ML-SLD: A message-level stateless design for cloud-native 5G core network

The Internet of Things (IoTs) has become an essential component of the 5th Generation (5G) network and beyond, accelerating the transition to digital society. The increasing signaling traffic generated by billions of IoT devices has placed significant strain on the 5G Core network (5GC) control plane. To address this issue, the 3rd Generation Partnership Project (3GPP) first proposed a Service-Based Architecture (SBA), intending to create a flexible, scalable, and agile cloud-native 5GC. However, considering the coupling of protocol states and functions, there are still many challenges to fully utilize the benefits of the cloud computing and orchestrate the 5GC in a cloudnative manner.

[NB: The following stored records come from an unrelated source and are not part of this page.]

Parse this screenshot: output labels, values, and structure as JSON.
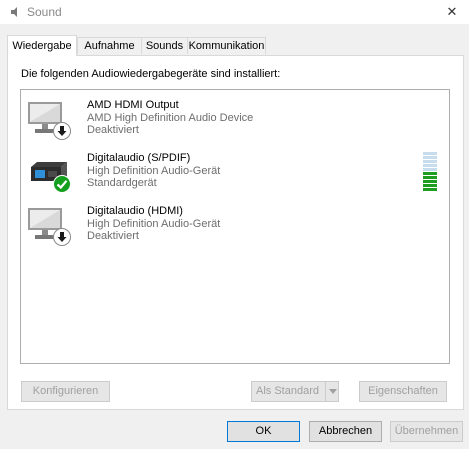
{
  "window": {
    "title": "Sound",
    "close_glyph": "✕"
  },
  "tabs": [
    {
      "label": "Wiedergabe",
      "active": true
    },
    {
      "label": "Aufnahme",
      "active": false
    },
    {
      "label": "Sounds",
      "active": false
    },
    {
      "label": "Kommunikation",
      "active": false
    }
  ],
  "panel": {
    "intro": "Die folgenden Audiowiedergabegeräte sind installiert:",
    "devices": [
      {
        "name": "AMD HDMI Output",
        "description": "AMD High Definition Audio Device",
        "status": "Deaktiviert",
        "icon": "monitor-icon",
        "badge": "down-arrow-badge-icon"
      },
      {
        "name": "Digitalaudio (S/PDIF)",
        "description": "High Definition Audio-Gerät",
        "status": "Standardgerät",
        "icon": "digital-audio-icon",
        "badge": "check-badge-icon"
      },
      {
        "name": "Digitalaudio (HDMI)",
        "description": "High Definition Audio-Gerät",
        "status": "Deaktiviert",
        "icon": "monitor-icon",
        "badge": "down-arrow-badge-icon"
      }
    ],
    "level_meter": {
      "level": 0.5,
      "active_color": "#1e9e1e",
      "inactive_color": "#c7dcec"
    },
    "buttons": {
      "configure": "Konfigurieren",
      "set_default": "Als Standard",
      "properties": "Eigenschaften"
    }
  },
  "footer": {
    "ok": "OK",
    "cancel": "Abbrechen",
    "apply": "Übernehmen"
  },
  "colors": {
    "accent": "#0078d7",
    "check_green": "#14a01e"
  }
}
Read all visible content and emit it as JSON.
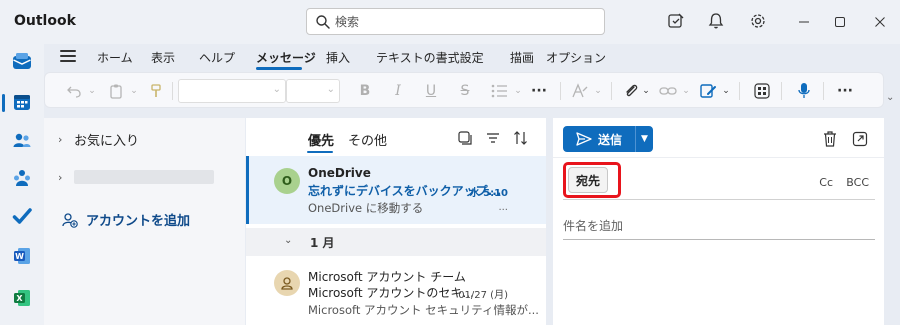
{
  "app": {
    "title": "Outlook"
  },
  "search": {
    "placeholder": "検索"
  },
  "ribbon": {
    "tabs": [
      {
        "label": "ホーム"
      },
      {
        "label": "表示"
      },
      {
        "label": "ヘルプ"
      },
      {
        "label": "メッセージ",
        "active": true
      },
      {
        "label": "挿入"
      },
      {
        "label": "テキストの書式設定"
      },
      {
        "label": "描画"
      },
      {
        "label": "オプション"
      }
    ]
  },
  "folders": {
    "favorites_label": "お気に入り",
    "add_account_label": "アカウントを追加"
  },
  "mail_list": {
    "tabs": [
      {
        "label": "優先",
        "active": true
      },
      {
        "label": "その他"
      }
    ],
    "items": [
      {
        "avatar_letter": "O",
        "sender": "OneDrive",
        "subject": "忘れずにデバイスをバックアップ...",
        "time": "水 5:10",
        "preview": "OneDrive に移動する",
        "more": "...",
        "unread": true
      },
      {
        "sender": "Microsoft アカウント チーム",
        "subject": "Microsoft アカウントのセキ...",
        "time": "01/27 (月)",
        "preview": "Microsoft アカウント セキュリティ情報が...",
        "unread": false
      }
    ],
    "group_label": "1 月"
  },
  "compose": {
    "send_label": "送信",
    "to_label": "宛先",
    "cc_label": "Cc",
    "bcc_label": "BCC",
    "subject_placeholder": "件名を追加"
  },
  "colors": {
    "accent": "#0f6cbd",
    "highlight": "#e8141c",
    "unread": "#0f5fa8"
  },
  "icons": [
    "search-icon",
    "feedback-icon",
    "bell-icon",
    "gear-icon",
    "mail-icon",
    "calendar-icon",
    "people-icon",
    "groups-icon",
    "todo-icon",
    "word-icon",
    "excel-icon",
    "hamburger-icon",
    "undo-icon",
    "paste-icon",
    "format-painter-icon",
    "bold-icon",
    "italic-icon",
    "underline-icon",
    "strikethrough-icon",
    "bullets-icon",
    "more-icon",
    "styles-icon",
    "attach-icon",
    "link-icon",
    "sign-icon",
    "apps-icon",
    "dictate-icon",
    "select-icon",
    "filter-icon",
    "sort-icon",
    "send-icon",
    "trash-icon",
    "popout-icon",
    "onedrive-avatar",
    "account-avatar"
  ]
}
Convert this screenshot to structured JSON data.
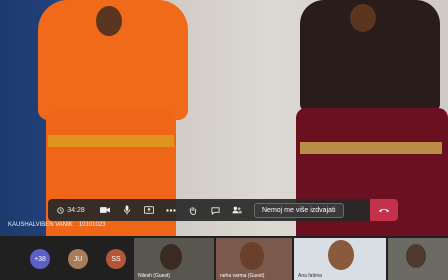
{
  "call": {
    "timer": "34:28",
    "stop_spotlight_label": "Nemoj me više izdvajati",
    "presenter_name": "KAUSHALVIBEN VANIK",
    "presenter_number": "10101023"
  },
  "toolbar_icons": [
    "clock-icon",
    "camera-icon",
    "mic-icon",
    "share-icon",
    "more-icon",
    "raise-hand-icon",
    "chat-icon",
    "people-icon",
    "hang-up-icon"
  ],
  "participants": {
    "overflow_count": "+38",
    "avatars": [
      "JU",
      "SS"
    ],
    "thumbnails": [
      {
        "name": "Nilesh (Guest)"
      },
      {
        "name": "neha varma (Guest)"
      },
      {
        "name": "Ana fatima"
      },
      {
        "name": ""
      }
    ]
  },
  "colors": {
    "accent": "#5b5fc7",
    "hangup": "#c4314b",
    "toolbar": "#282828"
  }
}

We propose a Message-Level StateLess Design (ML-SLD) to provide a cloud-native 5GC from an architectural standpoint in this paper. Firstly, we propose an innovative mechanism for servitization of the N2 interface to maintain the connection between Radio Access Network (RAN) and the 5GC, avoiding interruptions and dropouts of large-scale user data. Furthermore, we propose an On-demand Message Forwarding (OMF) algorithm to reduce the impact of cloud fluctuations on the performance of cloud-native 5GC. Finally, we create a prototype that is based on the OpenAirInterface (OAI) 5G core network projects, with all Network Functions (NFs) packaged in dockers and deployed in a kubernetes-based cloud environment. Several experiments have been built with UERANSIM and Chaosblade simulation tools. The findings demonstrate the viability and efficiency of our proposed methods.